Eine Laubenschicht vis-à-vis des Parkraumes dient den Bewohnern als kommunikatives Erschliessungs- und Aufenthalts-Element. Auf dem Niveau des Platzes verbindet sie sich mit diesem und wird zur öffentlichen Piazza.

 

Pestalozzi

Nutzung: Erweiterung Volksschule
Standort: Bern
Auftragsart: offener Wettbewerb, 2014
Bauherrschaft: Präsidialdirektion Hochbau Stadt Bern
Team: Jutta Romberg, Tanja Hustinx
Landschaft: YEWO Landscapes

Der neue Schulbau tritt als kompakter Solitärbau in Erscheinung und ordnet sich so in typischer Weise in das Berner Mattenhof-Quartier ein, das von locker gesetzten Punkt- und Zeilenbauten geprägt ist.

Als selbstbewusster Körper besetzt das Haus die südöstliche Ecke des trapezförmigen Grundstücks, womit ein grösstmöglicher Teil des Aussenraums frei bleibt.

Ein dem verbreiterten Fussgängerstreifen vorgelagerter Aussenbereich führt in die neue Schulanlage. Über eine Rampe gelangt man auf den tiefer gelegenen Pausenplatz, wo ein grosszügiges Vordach Schüler und Lehrer empfängt. Über den seitlichen Haupteingang gelangt man zur zentralen Treppe, die sich in leichter Schwingung über alle Geschosse entwickelt und das Rückgrat der neuen Schule bildet. Der zentrale Treppenraum ermöglicht schnelle Wege innerhalb des Baukörpers und eine leichte Orientierung. Im Erdgeschoss ist der Bereich durchlässig gestaltet.

Zwei Klassenräume mit dazugehörigen Gruppenräumen und Garderoben teilen sich jeweils ein Geschoss, wobei alle Klassenräume auf der lärmabgewandten Seite mit Blick in die Bäume angeordnet sind. Die beiden Klassenzimmer auf einem Geschoss sind jeweils über Schiebetüren direkt verbunden. Im obersten Geschoss befinden sich die Mehrzweckräume und das Lehrerzimmer mit Blick über die Bäume und über den Gleisraum. Der Gestaltungsraum ist im Untergeschoss angeordnet und wird über zwei Höfe belichtet, die für ein ruhiges und konzentriertes Werken im Freien benutzt werden können.
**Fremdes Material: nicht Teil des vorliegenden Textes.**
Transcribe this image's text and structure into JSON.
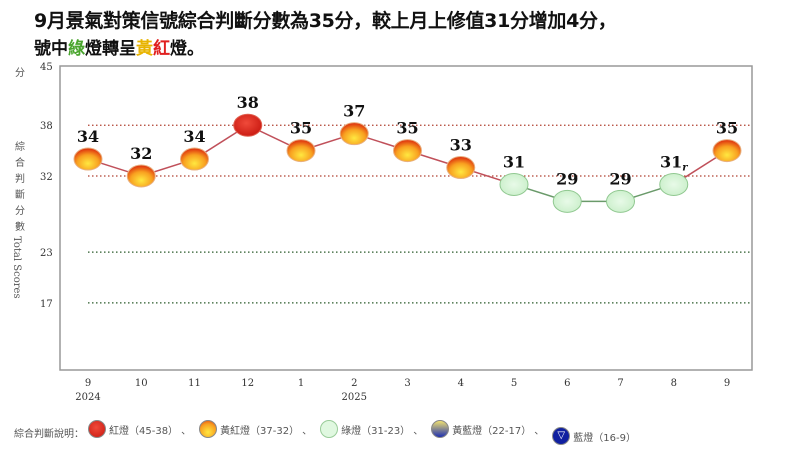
{
  "title": {
    "line1": "9月景氣對策信號綜合判斷分數為35分，較上月上修值31分增加4分，",
    "line2_parts": [
      "號中",
      "綠",
      "燈轉呈",
      "黃",
      "紅",
      "燈。"
    ]
  },
  "chart_data": {
    "type": "line",
    "title": "",
    "ylabel_cn": "綜合判斷分數",
    "ylabel_en": "Total Scores",
    "yunit": "分",
    "ylim": [
      9,
      45
    ],
    "yticks": [
      45,
      38,
      32,
      23,
      17
    ],
    "gridlines": [
      38,
      32,
      23,
      17
    ],
    "categories": [
      "9",
      "10",
      "11",
      "12",
      "1",
      "2",
      "3",
      "4",
      "5",
      "6",
      "7",
      "8",
      "9"
    ],
    "year_labels": [
      {
        "index": 0,
        "text": "2024"
      },
      {
        "index": 5,
        "text": "2025"
      }
    ],
    "values": [
      34,
      32,
      34,
      38,
      35,
      37,
      35,
      33,
      31,
      29,
      29,
      31,
      35
    ],
    "value_labels": [
      "34",
      "32",
      "34",
      "38",
      "35",
      "37",
      "35",
      "33",
      "31",
      "29",
      "29",
      "31",
      "35"
    ],
    "revised_flags": [
      false,
      false,
      false,
      false,
      false,
      false,
      false,
      false,
      false,
      false,
      false,
      true,
      false
    ],
    "revised_mark": "r",
    "signals": [
      "yellow-red",
      "yellow-red",
      "yellow-red",
      "red",
      "yellow-red",
      "yellow-red",
      "yellow-red",
      "yellow-red",
      "green",
      "green",
      "green",
      "green",
      "yellow-red"
    ]
  },
  "legend": {
    "prefix": "綜合判斷說明：",
    "items": [
      {
        "signal": "red",
        "label": "紅燈（45-38）",
        "color": "#e03020"
      },
      {
        "signal": "yellow-red",
        "label": "黃紅燈（37-32）",
        "color": "#f5a020"
      },
      {
        "signal": "green",
        "label": "綠燈（31-23）",
        "color": "#d8f5d8"
      },
      {
        "signal": "yellow-blue",
        "label": "黃藍燈（22-17）",
        "color": "#6060c0"
      },
      {
        "signal": "blue",
        "label": "藍燈（16-9）",
        "color": "#1020a0"
      }
    ],
    "separator": "、"
  }
}
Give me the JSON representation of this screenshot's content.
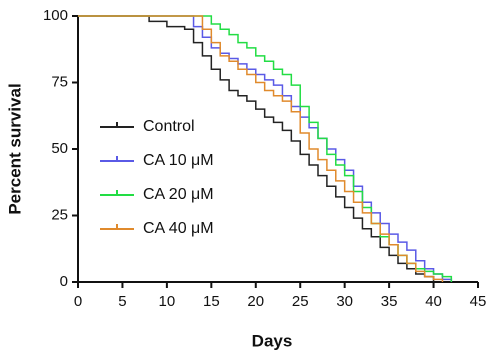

Die Segmente der Fassade spannen wie eine gedehnte Haut von Pfeiler zu Pfeiler und bilden so einen kraftvollen Grundkörper, der die Annex-Bauten des Pestalozzi-Schulhauses reflektiert und auf die markanten Kronen der Kastanien entlang der Weissensteinstrasse in weicher Form reagiert. Die Fassade besteht aus beigen, vorgefertigten Betonelementen, die in ihrer Verwandtschaft zum Berner Sandstein vertraut wirken und das bewegte Volumen gleichsam erden.